Tiap suku mempunyai aturan dan adatnya masing-masing. Perbedaan tidak membuat
suku-suku di Kokoto Land menjadi pecah dan berperang. Mereka sangat menjunjung
tinggi hukum perdamaian. Tidak ada pembunuhan, perompakan, penjajahan. Semua
terlihat sangat damai dan indah. Hidup di Kokoto Land sangat sempurna.
Namun
itu semua itu adalah kisah lama Kokoto land ratusan tahun lalu. Kokoto Land
sekarang berubah menjadi tanah yang mengerikan. Tiap langkah di tanah itu
sangat menakutkan. Kini Kokoto Land telah berubah menjadi sarang-sarang para
monster. Para Wyvern, Para Reptiles yang senang memakan daging. Entah sejak
kapan monster-moster tersebut menemukan Kokoto Land. Mereka sangat buas, bahkan
penduduk sudah tidak dapat lagi bercocok tanam, berkebun, beternak, dan mencari
ikan di laut lepas dengan bebas karena tiap tanah luas di Kokoto sudah dikuasi
oleh para monster. Para hewan ternak pun terkadang menjadi incaran para monster
yang tak segan menyerang area pemukiman penduduk. Banyak korban yang telah
berjatuhan selama ratusan tahun. Dan sampai sekarang para monster hidup dan
berkeliaran di Kokoto Land.
Namun
seiring berkuasanya para monster, para petinggi suku sepakat membuat sebuah
kelompok. Kelompok yang berisi para ksatria yang bertujuan untuk mengambil alih
kembali kekayaan dan kejayaan Kokoto dari para monster tersebut . Kelompok
tersebut diberi nama “Monster Hunter”. Para pemburu, para pemberani, dan para
pejuang yang harus melawan para monster yang lebih besar 10 kali lipat besarnya
dari mereka. Sudah ratusan tahun juga para “Monster Hunter” ini terbentuk.

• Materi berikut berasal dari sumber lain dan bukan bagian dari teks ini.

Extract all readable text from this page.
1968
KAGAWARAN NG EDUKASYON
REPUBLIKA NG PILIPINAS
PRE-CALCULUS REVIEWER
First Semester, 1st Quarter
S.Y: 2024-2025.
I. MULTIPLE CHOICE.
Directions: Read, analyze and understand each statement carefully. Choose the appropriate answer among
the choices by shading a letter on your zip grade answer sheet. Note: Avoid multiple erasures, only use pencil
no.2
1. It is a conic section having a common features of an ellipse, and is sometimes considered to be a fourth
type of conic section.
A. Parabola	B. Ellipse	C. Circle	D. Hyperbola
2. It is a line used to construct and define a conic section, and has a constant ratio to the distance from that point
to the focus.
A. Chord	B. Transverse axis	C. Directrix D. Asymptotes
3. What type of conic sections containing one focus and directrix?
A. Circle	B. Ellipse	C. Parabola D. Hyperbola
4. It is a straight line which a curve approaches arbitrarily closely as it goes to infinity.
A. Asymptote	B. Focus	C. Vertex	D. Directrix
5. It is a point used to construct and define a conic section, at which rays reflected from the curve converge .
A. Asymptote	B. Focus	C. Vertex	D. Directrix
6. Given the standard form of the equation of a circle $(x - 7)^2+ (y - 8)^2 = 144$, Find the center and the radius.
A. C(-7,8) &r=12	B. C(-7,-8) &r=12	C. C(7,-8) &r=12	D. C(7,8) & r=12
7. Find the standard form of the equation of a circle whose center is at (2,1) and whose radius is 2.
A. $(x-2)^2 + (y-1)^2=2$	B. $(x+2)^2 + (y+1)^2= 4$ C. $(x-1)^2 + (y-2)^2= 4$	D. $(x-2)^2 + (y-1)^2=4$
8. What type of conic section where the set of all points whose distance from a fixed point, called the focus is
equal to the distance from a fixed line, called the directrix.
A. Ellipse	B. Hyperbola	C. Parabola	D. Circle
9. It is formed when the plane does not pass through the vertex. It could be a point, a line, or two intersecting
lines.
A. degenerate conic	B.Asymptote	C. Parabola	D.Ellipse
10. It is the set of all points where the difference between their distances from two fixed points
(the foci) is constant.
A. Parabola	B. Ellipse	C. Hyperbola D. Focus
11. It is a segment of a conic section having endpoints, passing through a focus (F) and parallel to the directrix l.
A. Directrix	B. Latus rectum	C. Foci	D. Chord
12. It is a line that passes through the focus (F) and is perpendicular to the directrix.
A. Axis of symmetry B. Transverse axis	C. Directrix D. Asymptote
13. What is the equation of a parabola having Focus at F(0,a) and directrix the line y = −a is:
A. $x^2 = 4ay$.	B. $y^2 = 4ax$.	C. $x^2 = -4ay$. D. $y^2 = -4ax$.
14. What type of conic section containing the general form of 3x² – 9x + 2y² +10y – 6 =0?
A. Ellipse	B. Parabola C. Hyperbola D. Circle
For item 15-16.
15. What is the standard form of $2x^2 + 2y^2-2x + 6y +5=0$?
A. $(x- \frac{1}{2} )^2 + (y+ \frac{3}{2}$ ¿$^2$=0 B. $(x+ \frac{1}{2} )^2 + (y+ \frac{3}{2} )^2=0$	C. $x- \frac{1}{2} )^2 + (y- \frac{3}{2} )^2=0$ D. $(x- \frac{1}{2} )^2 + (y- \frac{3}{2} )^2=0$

Bahkan di pusat kota Kokoto sudah dibangun Akademi Monster Hunter yang
bertujuan untuk membantu dan membimbing para calon ksatria yang datang dari
segala penjuru Kokoto Land demi mempertahankan tanah nenek moyang mereka, suku
mereka, keluarga mereka, dan masa depan anak cucu mereka.
Sebuah
perjuangan...
Sebuah
pertarungan...
Sebuah
pembuktian...
Pembuktian
bahwa mereka tidak akan pernah menyerah...
Monster
hunter.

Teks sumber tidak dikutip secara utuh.